While some of the boys are unenthusiastic about the drills－"I hope the teachers will not be so hard on us this week, I always try my best," said 8-year-old Liu Jinghong recently－the parents seem happy that their boys are being molded into "men".
"The club instills the spirit to fight for honour," said one mother, who blamed smartphones and TV for spoiling boys and making them "soft".
Club membership costs approximately 10,000 yuan ($1,984) for about 18 classes, and Tang has hired a retired soldier from the Combined Honor Guard of the People's Liberation Army who helps to train the boys and acts as a role model. More than 20,000 boys have joined the club so far.
While parents send their sons to Tang's club for a variety of reasons, some are definitely worried that their boy may be too effeminate, he said.
For many parents, "feminine men", slightly older than Tang's charges, offer a cautionary tale, because as teenagers these men shared similar experiences of being teased and ostracized by male classmates.
For example, Huang Shuyi's speech and mannerisms were mimicked in an exaggerated way by other students because he had a quiet voice and was introverted. The 26-year-old is now happily employed in the financial industry, but he remembers how helpless and isolated he felt as a teenager.
"Back then, you weren't deemed to be a man if you didn't use dirty words," he said, recalling how he became extremely sensitive to any comment about his personality and sought to change other people's perceptions by spending more time with male friends while keeping female friends at arm's length.

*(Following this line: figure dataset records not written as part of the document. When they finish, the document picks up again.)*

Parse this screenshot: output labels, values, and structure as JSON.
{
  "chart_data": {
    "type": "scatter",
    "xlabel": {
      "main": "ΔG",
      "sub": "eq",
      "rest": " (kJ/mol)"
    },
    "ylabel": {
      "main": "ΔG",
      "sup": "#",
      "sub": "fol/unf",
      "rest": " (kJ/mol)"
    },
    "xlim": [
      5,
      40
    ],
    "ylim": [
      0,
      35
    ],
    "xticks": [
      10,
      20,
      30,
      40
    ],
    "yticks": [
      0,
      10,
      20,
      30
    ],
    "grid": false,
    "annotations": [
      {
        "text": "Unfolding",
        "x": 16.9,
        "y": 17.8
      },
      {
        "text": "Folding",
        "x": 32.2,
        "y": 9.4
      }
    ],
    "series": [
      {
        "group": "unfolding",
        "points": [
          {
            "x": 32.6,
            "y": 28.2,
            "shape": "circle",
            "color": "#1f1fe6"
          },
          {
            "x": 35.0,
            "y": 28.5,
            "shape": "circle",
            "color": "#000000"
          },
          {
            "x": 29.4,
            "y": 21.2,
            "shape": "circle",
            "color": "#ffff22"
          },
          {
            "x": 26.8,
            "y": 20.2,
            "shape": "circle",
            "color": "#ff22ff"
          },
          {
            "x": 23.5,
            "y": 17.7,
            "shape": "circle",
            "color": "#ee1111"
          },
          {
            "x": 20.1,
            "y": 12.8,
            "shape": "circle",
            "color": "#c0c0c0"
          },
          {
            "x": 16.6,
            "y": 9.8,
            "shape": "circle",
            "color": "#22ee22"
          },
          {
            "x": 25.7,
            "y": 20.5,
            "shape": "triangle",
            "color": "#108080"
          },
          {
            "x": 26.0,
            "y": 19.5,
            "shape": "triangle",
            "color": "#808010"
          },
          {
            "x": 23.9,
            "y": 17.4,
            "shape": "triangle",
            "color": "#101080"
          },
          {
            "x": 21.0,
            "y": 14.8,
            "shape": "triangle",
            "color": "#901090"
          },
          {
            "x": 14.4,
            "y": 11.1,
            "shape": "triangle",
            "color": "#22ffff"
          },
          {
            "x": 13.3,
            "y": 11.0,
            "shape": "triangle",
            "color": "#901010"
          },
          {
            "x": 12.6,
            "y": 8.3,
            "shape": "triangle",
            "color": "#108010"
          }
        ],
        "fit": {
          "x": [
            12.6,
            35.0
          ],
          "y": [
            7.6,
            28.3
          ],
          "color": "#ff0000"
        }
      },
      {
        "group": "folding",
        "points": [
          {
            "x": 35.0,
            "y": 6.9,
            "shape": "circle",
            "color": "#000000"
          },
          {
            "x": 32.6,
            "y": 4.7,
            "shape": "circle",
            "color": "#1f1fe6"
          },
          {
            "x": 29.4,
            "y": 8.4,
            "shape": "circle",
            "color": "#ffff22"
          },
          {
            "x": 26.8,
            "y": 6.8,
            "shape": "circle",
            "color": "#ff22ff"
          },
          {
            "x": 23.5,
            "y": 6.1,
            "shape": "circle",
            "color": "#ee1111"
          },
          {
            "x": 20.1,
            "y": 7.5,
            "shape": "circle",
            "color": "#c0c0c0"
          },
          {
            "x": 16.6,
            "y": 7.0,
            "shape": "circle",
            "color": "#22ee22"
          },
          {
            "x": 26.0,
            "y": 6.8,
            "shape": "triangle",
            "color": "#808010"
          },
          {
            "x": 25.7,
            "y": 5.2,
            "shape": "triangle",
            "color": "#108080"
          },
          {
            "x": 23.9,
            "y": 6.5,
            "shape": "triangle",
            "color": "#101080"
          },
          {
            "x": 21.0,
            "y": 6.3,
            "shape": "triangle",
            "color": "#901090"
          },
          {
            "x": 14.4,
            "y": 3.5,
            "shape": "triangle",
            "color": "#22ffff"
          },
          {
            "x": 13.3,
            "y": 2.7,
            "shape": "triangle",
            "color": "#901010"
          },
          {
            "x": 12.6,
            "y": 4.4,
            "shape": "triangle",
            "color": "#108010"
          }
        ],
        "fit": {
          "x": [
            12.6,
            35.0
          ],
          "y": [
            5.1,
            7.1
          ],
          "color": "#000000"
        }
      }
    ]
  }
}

Similarly, Zhao Xiang, who works in online education, was mocked in middle school for his "pretty" appearance and quiet voice. Now, the 26-year-old's appearance and mannerisms do not prompt adverse comments from colleagues or younger people. "The world should be diverse," he said.
Both men realise that while middle and high school students often single out those they perceive to be different, people become more accepting as they grow older.
Zhao is happy with who he is. He said he is always respectful to other people and hopes they will reciprocate.
"A person's character shouldn't always be associated with just one gender," he said.
According to Luo, the export industry worker, his family has never forced him to conform to other people's ideas of masculinity. "They joke about my 'girl-like' behaviour, but in a good-hearted way. Above all, they love me," he said.